Mice born with a genetic defect that renders them infertile have given birth to litters of pups thanks to a gene-editing technique. Describing this incredible breakthrough in the journal Cell Reports Medicine, the researchers behind the experiment say that their approach could one day be used to treat infertility in humans.
Premature ovarian insufficiency, which occurs when ovaries become incapable of releasing the hormones needed for the production of eggs, is thought to affect around 1 percent of women by the age of 40. The condition is dependent upon numerous molecules that regulate the crosstalk between oocytes and granulosa cells, which produce estrogen, progesterone, and other key hormones.
One such molecule, known as KITL, controls numerous stages of oocyte development, which is why individuals harboring mutations within the gene that codes for this particular compound tend to suffer from fertility issues. Unfortunately, it is not possible to directly treat patients with KITL, as the impermeability of the blood-follicle barrier prevents uptake by the ovaries.
The study authors, therefore, used a type of virus called an adeno-associated virus (AAV) to introduce a gene for the production of KITL into female mice that lacked this key reproductive molecule. Considered to be the most promising viral vectors for gene therapy, AAVs are able to deliver macromolecules into cells via a process called transcytosis.
While the researchers hoped to see an increase in KITL production within these infertile mice, they were somewhat stunned to find that the rodents actually became capable of reproduction following treatment.
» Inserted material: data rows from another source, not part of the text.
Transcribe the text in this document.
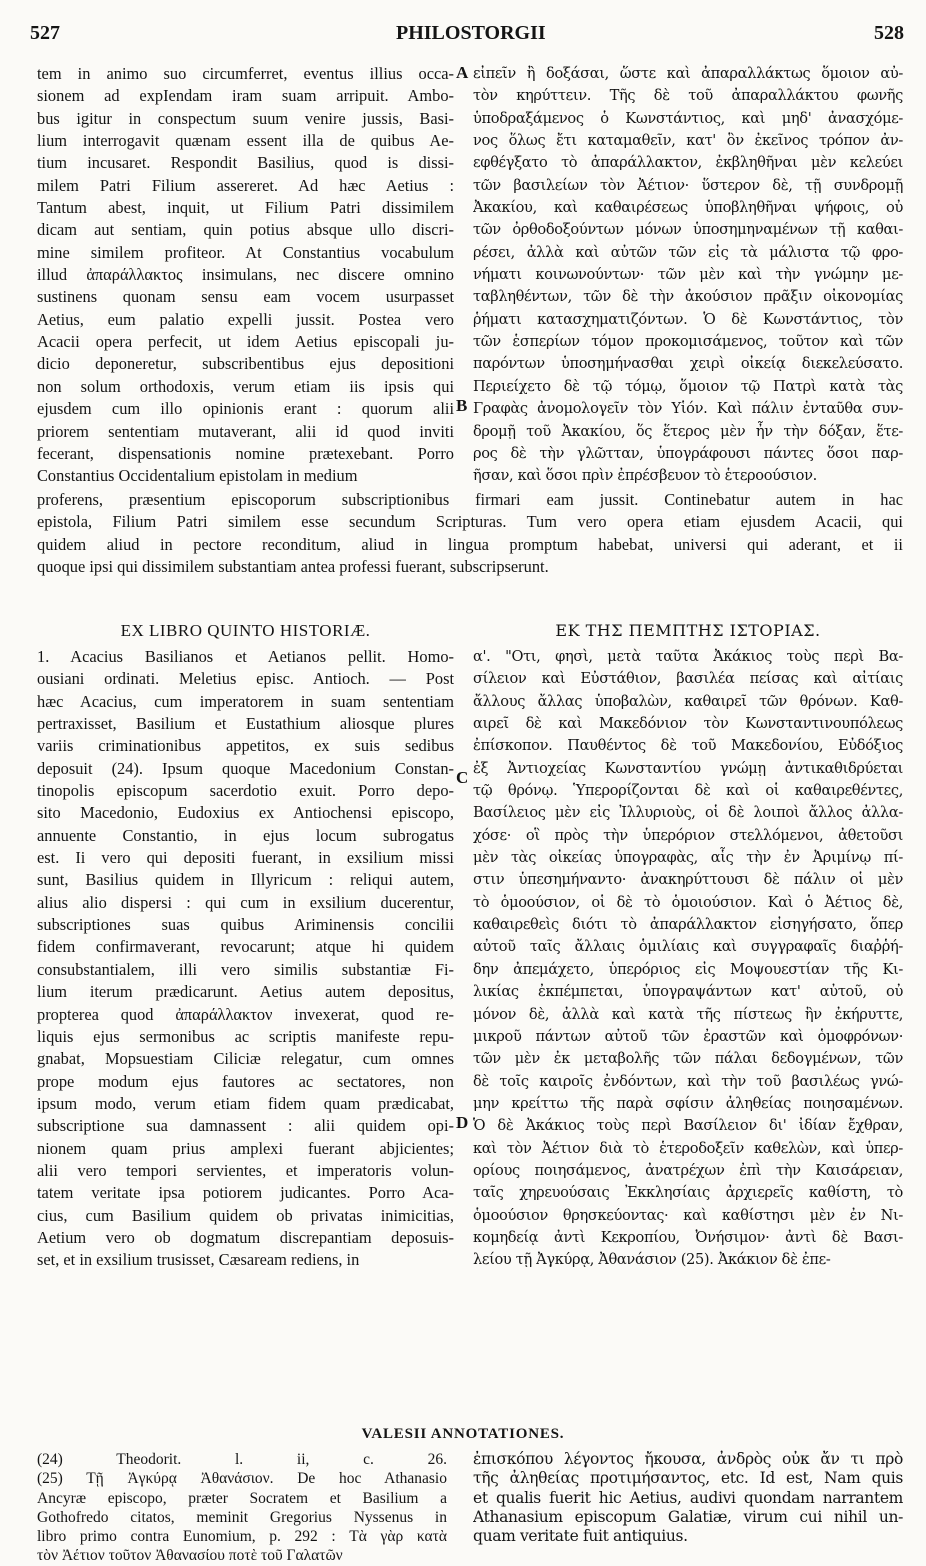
527	PHILOSTORGII	528
tem in animo suo circumferret, eventus illius occa-
sionem ad expIendam iram suam arripuit. Ambo-
bus igitur in conspectum suum venire jussis, Basi-
lium interrogavit quænam essent illa de quibus Ae-
tium incusaret. Respondit Basilius, quod is dissi-
milem Patri Filium assereret. Ad hæc Aetius :
Tantum abest, inquit, ut Filium Patri dissimilem
dicam aut sentiam, quin potius absque ullo discri-
mine similem profiteor. At Constantius vocabulum
illud ἀπαράλλακτος insimulans, nec discere omnino
sustinens quonam sensu eam vocem usurpasset
Aetius, eum palatio expelli jussit. Postea vero
Acacii opera perfecit, ut idem Aetius episcopali ju-
dicio deponeretur, subscribentibus ejus depositioni
non solum orthodoxis, verum etiam iis ipsis qui
ejusdem cum illo opinionis erant : quorum alii
priorem sententiam mutaverant, alii id quod inviti
fecerant, dispensationis nomine prætexebant. Porro
Constantius Occidentalium epistolam in medium
εἰπεῖν ἢ δοξάσαι, ὥστε καὶ ἀπαραλλάκτως ὅμοιον αὐ-
τὸν κηρύττειν. Τῆς δὲ τοῦ ἀπαραλλάκτου φωνῆς
ὑποδραξάμενος ὁ Κωνστάντιος, καὶ μηδ' ἀνασχόμε-
νος ὅλως ἔτι καταμαθεῖν, κατ' ὃν ἐκεῖνος τρόπον ἀν-
εφθέγξατο τὸ ἀπαράλλακτον, ἐκβληθῆναι μὲν κελεύει
τῶν βασιλείων τὸν Ἀέτιον· ὕστερον δὲ, τῇ συνδρομῇ
Ἀκακίου, καὶ καθαιρέσεως ὑποβληθῆναι ψήφοις, οὐ
τῶν ὀρθοδοξούντων μόνων ὑποσημηναμένων τῇ καθαι-
ρέσει, ἀλλὰ καὶ αὐτῶν τῶν εἰς τὰ μάλιστα τῷ φρο-
νήματι κοινωνούντων· τῶν μὲν καὶ τὴν γνώμην με-
ταβληθέντων, τῶν δὲ τὴν ἀκούσιον πρᾶξιν οἰκονομίας
ῥήματι κατασχηματιζόντων. Ὁ δὲ Κωνστάντιος, τὸν
τῶν ἑσπερίων τόμον προκομισάμενος, τοῦτον καὶ τῶν
παρόντων ὑποσημήνασθαι χειρὶ οἰκείᾳ διεκελεύσατο.
Περιείχετο δὲ τῷ τόμῳ, ὅμοιον τῷ Πατρὶ κατὰ τὰς
Γραφὰς ἀνομολογεῖν τὸν Υἱόν. Καὶ πάλιν ἐνταῦθα συν-
δρομῇ τοῦ Ἀκακίου, ὅς ἕτερος μὲν ἦν τὴν δόξαν, ἕτε-
ρος δὲ τὴν γλῶτταν, ὑπογράφουσι πάντες ὅσοι παρ-
ῆσαν, καὶ ὅσοι πρὶν ἐπρέσβευον τὸ ἑτεροούσιον.
A
B
C
D
proferens, præsentium episcoporum subscriptionibus firmari eam jussit. Continebatur autem in hac
epistola, Filium Patri similem esse secundum Scripturas. Tum vero opera etiam ejusdem Acacii, qui
quidem aliud in pectore reconditum, aliud in lingua promptum habebat, universi qui aderant, et ii
quoque ipsi qui dissimilem substantiam antea professi fuerant, subscripserunt.
EX LIBRO QUINTO HISTORIÆ.	ΕΚ ΤΗΣ ΠΕΜΠΤΗΣ ΙΣΤΟΡΙΑΣ.
1. Acacius Basilianos et Aetianos pellit. Homo-
ousiani ordinati. Meletius episc. Antioch. — Post
hæc Acacius, cum imperatorem in suam sententiam
pertraxisset, Basilium et Eustathium aliosque plures
variis criminationibus appetitos, ex suis sedibus
deposuit (24). Ipsum quoque Macedonium Constan-
tinopolis episcopum sacerdotio exuit. Porro depo-
sito Macedonio, Eudoxius ex Antiochensi episcopo,
annuente Constantio, in ejus locum subrogatus
est. Ii vero qui depositi fuerant, in exsilium missi
sunt, Basilius quidem in Illyricum : reliqui autem,
alius alio dispersi : qui cum in exsilium ducerentur,
subscriptiones suas quibus Ariminensis concilii
fidem confirmaverant, revocarunt; atque hi quidem
consubstantialem, illi vero similis substantiæ Fi-
lium iterum prædicarunt. Aetius autem depositus,
propterea quod ἀπαράλλακτον invexerat, quod re-
liquis ejus sermonibus ac scriptis manifeste repu-
gnabat, Mopsuestiam Ciliciæ relegatur, cum omnes
prope modum ejus fautores ac sectatores, non
ipsum modo, verum etiam fidem quam prædicabat,
subscriptione sua damnassent : alii quidem opi-
nionem quam prius amplexi fuerant abjicientes;
alii vero tempori servientes, et imperatoris volun-
tatem veritate ipsa potiorem judicantes. Porro Aca-
cius, cum Basilium quidem ob privatas inimicitias,
Aetium vero ob dogmatum discrepantiam deposuis-
set, et in exsilium trusisset, Cæsaream rediens, in
α'. "Οτι, φησὶ, μετὰ ταῦτα Ἀκάκιος τοὺς περὶ Βα-
σίλειον καὶ Εὐστάθιον, βασιλέα πείσας καὶ αἰτίαις
ἄλλους ἄλλας ὑποβαλὼν, καθαιρεῖ τῶν θρόνων. Καθ-
αιρεῖ δὲ καὶ Μακεδόνιον τὸν Κωνσταντινουπόλεως
ἐπίσκοπον. Παυθέντος δὲ τοῦ Μακεδονίου, Εὐδόξιος
ἐξ Ἀντιοχείας Κωνσταντίου γνώμῃ ἀντικαθιδρύεται
τῷ θρόνῳ. Ὑπερορίζονται δὲ καὶ οἱ καθαιρεθέντες,
Βασίλειος μὲν εἰς Ἰλλυριοὺς, οἱ δὲ λοιποὶ ἄλλος ἀλλα-
χόσε· οἳ πρὸς τὴν ὑπερόριον στελλόμενοι, ἀθετοῦσι
μὲν τὰς οἰκείας ὑπογραφὰς, αἷς τὴν ἐν Ἀριμίνῳ πί-
στιν ὑπεσημήναντο· ἀνακηρύττουσι δὲ πάλιν οἱ μὲν
τὸ ὁμοούσιον, οἱ δὲ τὸ ὁμοιούσιον. Καὶ ὁ Ἀέτιος δὲ,
καθαιρεθεὶς διότι τὸ ἀπαράλλακτον εἰσηγήσατο, ὅπερ
αὐτοῦ ταῖς ἄλλαις ὁμιλίαις καὶ συγγραφαῖς διαῤῥή-
δην ἀπεμάχετο, ὑπερόριος εἰς Μοψουεστίαν τῆς Κι-
λικίας ἐκπέμπεται, ὑπογραψάντων κατ' αὐτοῦ, οὐ
μόνον δὲ, ἀλλὰ καὶ κατὰ τῆς πίστεως ἣν ἐκήρυττε,
μικροῦ πάντων αὐτοῦ τῶν ἐραστῶν καὶ ὁμοφρόνων·
τῶν μὲν ἐκ μεταβολῆς τῶν πάλαι δεδογμένων, τῶν
δὲ τοῖς καιροῖς ἐνδόντων, καὶ τὴν τοῦ βασιλέως γνώ-
μην κρείττω τῆς παρὰ σφίσιν ἀληθείας ποιησαμένων.
Ὁ δὲ Ἀκάκιος τοὺς περὶ Βασίλειον δι' ἰδίαν ἔχθραν,
καὶ τὸν Ἀέτιον διὰ τὸ ἑτεροδοξεῖν καθελὼν, καὶ ὑπερ-
ορίους ποιησάμενος, ἀνατρέχων ἐπὶ τὴν Καισάρειαν,
ταῖς χηρευούσαις Ἐκκλησίαις ἀρχιερεῖς καθίστη, τὸ
ὁμοούσιον θρησκεύοντας· καὶ καθίστησι μὲν ἐν Νι-
κομηδείᾳ ἀντὶ Κεκροπίου, Ὀνήσιμον· ἀντὶ δὲ Βασι-
λείου τῇ Ἀγκύρᾳ, Ἀθανάσιον (25). Ἀκάκιον δὲ ἐπε-
VALESII ANNOTATIONES.
(24) Theodorit. l. ii, c. 26.
(25) Τῇ Ἀγκύρᾳ Ἀθανάσιον. De hoc Athanasio
Ancyræ episcopo, præter Socratem et Basilium a
Gothofredo citatos, meminit Gregorius Nyssenus in
libro primo contra Eunomium, p. 292 : Τὰ γὰρ κατὰ
τὸν Ἀέτιον τοῦτον Ἀθανασίου ποτὲ τοῦ Γαλατῶν
ἐπισκόπου λέγοντος ἤκουσα, ἀνδρὸς οὐκ ἄν τι πρὸ
τῆς ἀληθείας προτιμήσαντος, etc. Id est, Nam quis
et qualis fuerit hic Aetius, audivi quondam narrantem
Athanasium episcopum Galatiæ, virum cui nihil un-
quam veritate fuit antiquius.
Of the 19 mice involved in the experiment, eight produced pups after mating with a male, with one mother going on to get pregnant again and deliver a second litter.
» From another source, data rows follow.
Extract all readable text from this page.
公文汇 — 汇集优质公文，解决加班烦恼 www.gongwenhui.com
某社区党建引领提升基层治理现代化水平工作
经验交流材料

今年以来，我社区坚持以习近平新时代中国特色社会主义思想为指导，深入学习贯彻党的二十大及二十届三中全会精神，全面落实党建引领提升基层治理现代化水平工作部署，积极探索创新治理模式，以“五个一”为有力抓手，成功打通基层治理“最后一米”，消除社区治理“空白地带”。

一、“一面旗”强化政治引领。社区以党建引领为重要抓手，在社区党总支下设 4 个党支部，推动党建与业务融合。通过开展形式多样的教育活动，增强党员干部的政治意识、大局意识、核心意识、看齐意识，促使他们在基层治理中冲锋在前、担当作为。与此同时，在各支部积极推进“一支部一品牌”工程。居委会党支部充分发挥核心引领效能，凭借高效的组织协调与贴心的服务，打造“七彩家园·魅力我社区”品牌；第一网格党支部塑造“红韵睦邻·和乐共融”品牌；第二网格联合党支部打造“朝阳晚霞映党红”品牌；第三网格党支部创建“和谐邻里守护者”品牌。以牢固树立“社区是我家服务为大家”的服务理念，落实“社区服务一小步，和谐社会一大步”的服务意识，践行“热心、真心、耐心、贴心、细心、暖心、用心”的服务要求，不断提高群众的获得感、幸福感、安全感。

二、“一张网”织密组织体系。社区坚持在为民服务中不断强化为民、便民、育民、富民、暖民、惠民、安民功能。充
“Fertility restoration by natural mating was unexpected,” write the study authors.
Importantly, all offspring were completely normal and healthy, and none of the viral DNA was found in the pups. According to the researchers, “the lack of transgene DNA in the offspring following direct ovarian injection suggests that AAV injection may be safe.”
“Despite the success of this work, efforts to increase the transduction efficiency and fertility are still needed,” they say. “More than half of the injected mice remained infertile, and only one of the fertile mice could produce two litters.”
Long-term fertility tests will help to confirm the safety and efficacy of the approach, yet the authors are understandably enthusiastic about the implications of their findings to date. Overall, they conclude that “our results, although in mice, suggest that some cases of female infertility in humans may be treated by AAV-mediated gene therapy.”